The human heart is a third or more neuro-cells (vs. muscle cells), and holds its own intelligence.  The heart is also an endocrine gland in itself, generating the hormones to regulate the system, not just responding to those released by the thymus.  Amazing. In the same way that eating fish head soup is good for hypo-thyroidism, and eating brains is good for growing infants and children, eating of this intelligence and beauty and pure awe I imagine is likewise good for heart and mind and hormones.  Not to mention that its chock full of nutrition.

Anyhow, last nights dinner (and tomorrow's too, no doubt) was a stew of minced minto moose heart, with Snowbasin chicken stock and zuccini, cauliflower and peas from the summer's CSA.  This is what eating is meant to be.  I used half the heart in this meal, and froze the rest for another crockpot later this winter.
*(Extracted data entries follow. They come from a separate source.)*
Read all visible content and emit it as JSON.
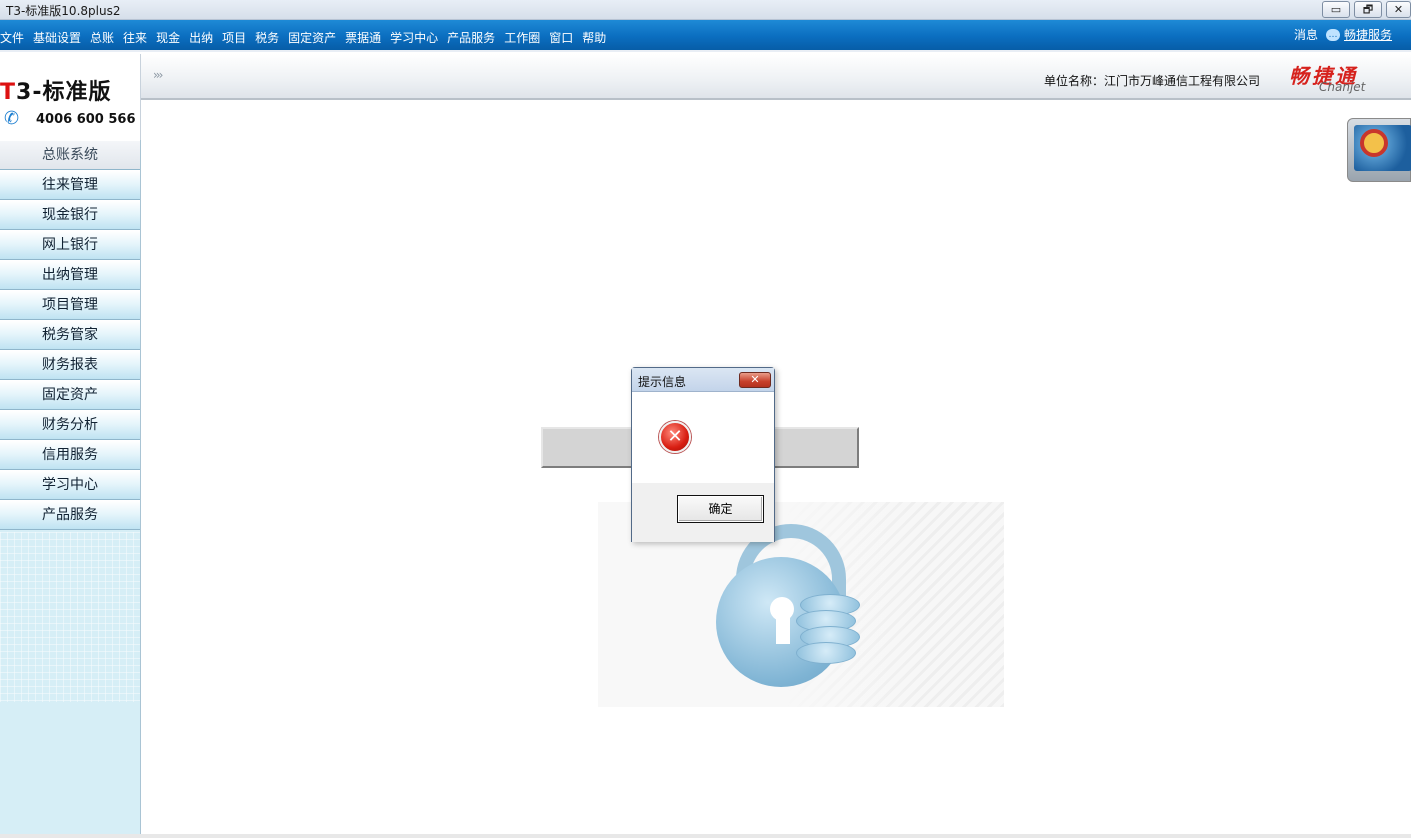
{
  "window": {
    "title": "T3-标准版10.8plus2",
    "min_label": "▭",
    "max_label": "🗗",
    "close_label": "✕"
  },
  "menu": {
    "items": [
      "文件",
      "基础设置",
      "总账",
      "往来",
      "现金",
      "出纳",
      "项目",
      "税务",
      "固定资产",
      "票据通",
      "学习中心",
      "产品服务",
      "工作圈",
      "窗口",
      "帮助"
    ],
    "messages_label": "消息",
    "service_link": "畅捷服务"
  },
  "logo": {
    "brand_t": "T",
    "brand_rest": "3-标准版",
    "phone": "4006 600 566"
  },
  "sidebar": {
    "items": [
      "总账系统",
      "往来管理",
      "现金银行",
      "网上银行",
      "出纳管理",
      "项目管理",
      "税务管家",
      "财务报表",
      "固定资产",
      "财务分析",
      "信用服务",
      "学习中心",
      "产品服务"
    ],
    "active_index": 0
  },
  "header": {
    "chevron": "›››",
    "unit_label": "单位名称：江门市万峰通信工程有限公司",
    "brand_cn": "畅捷通",
    "brand_en": "Chanjet"
  },
  "dialog": {
    "title": "提示信息",
    "close_label": "✕",
    "icon": "error-icon",
    "ok_label": "确定"
  },
  "colors": {
    "menubar": "#0b6ec0",
    "sidebar": "#d6eef6",
    "brand_red": "#d6221d"
  }
}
For those interested in the brass tacks:

Saute onion and lots of garlic in a VERY GENEROUS pool of olive oil.
Add chopped carrots, bay, paprika, basil, marjoram, savory, oregano, parsley and saute a few minutes.
Add flour, like you're making a roux.
Then stir in homemade bone broth/chicken stock.
Pour in some balsamic vinagre and add a rind of parmesean cheese.
Add some water to preferred volume.
Put in frozen zuccini, frozen cauliflower and chopped heart.
Simmer for 40 + minutes.
Add peas.
Top with grated parmesean and add salt/pepper to taste.

Enjoy in front of the fire.

Monday, December 9, 2013

Midwinter tidings


Midwinter holy days have a special place in my heart.  Here in Alaska, the months of December and January roll into one another, days so short and nights so long. 
Celebrating this time of sun return is so important to me and to
This (sub) arctic land we live in. 
Growing up I was always appalled at the crazy blatant commercialism surrounding Christmas (and even Hannukah). The idea of Christmas season starting directly after thanksgiving appalled me. I still think that the simultaneous Halloween and Christmas displays are a bit appalling. 
But anymore, living so far north, when we see twenty below at Halloween, I yearn for the tree as soon as thankful feasting is done. 

The dark and the cold is so very long in duration, and the celebration of interior and internal warmth, light and live is so very necessary at this time of year, that I find myself becoming "that person" who decorates their heart out in the first few days of December. And I enjoy it. It nourishes me.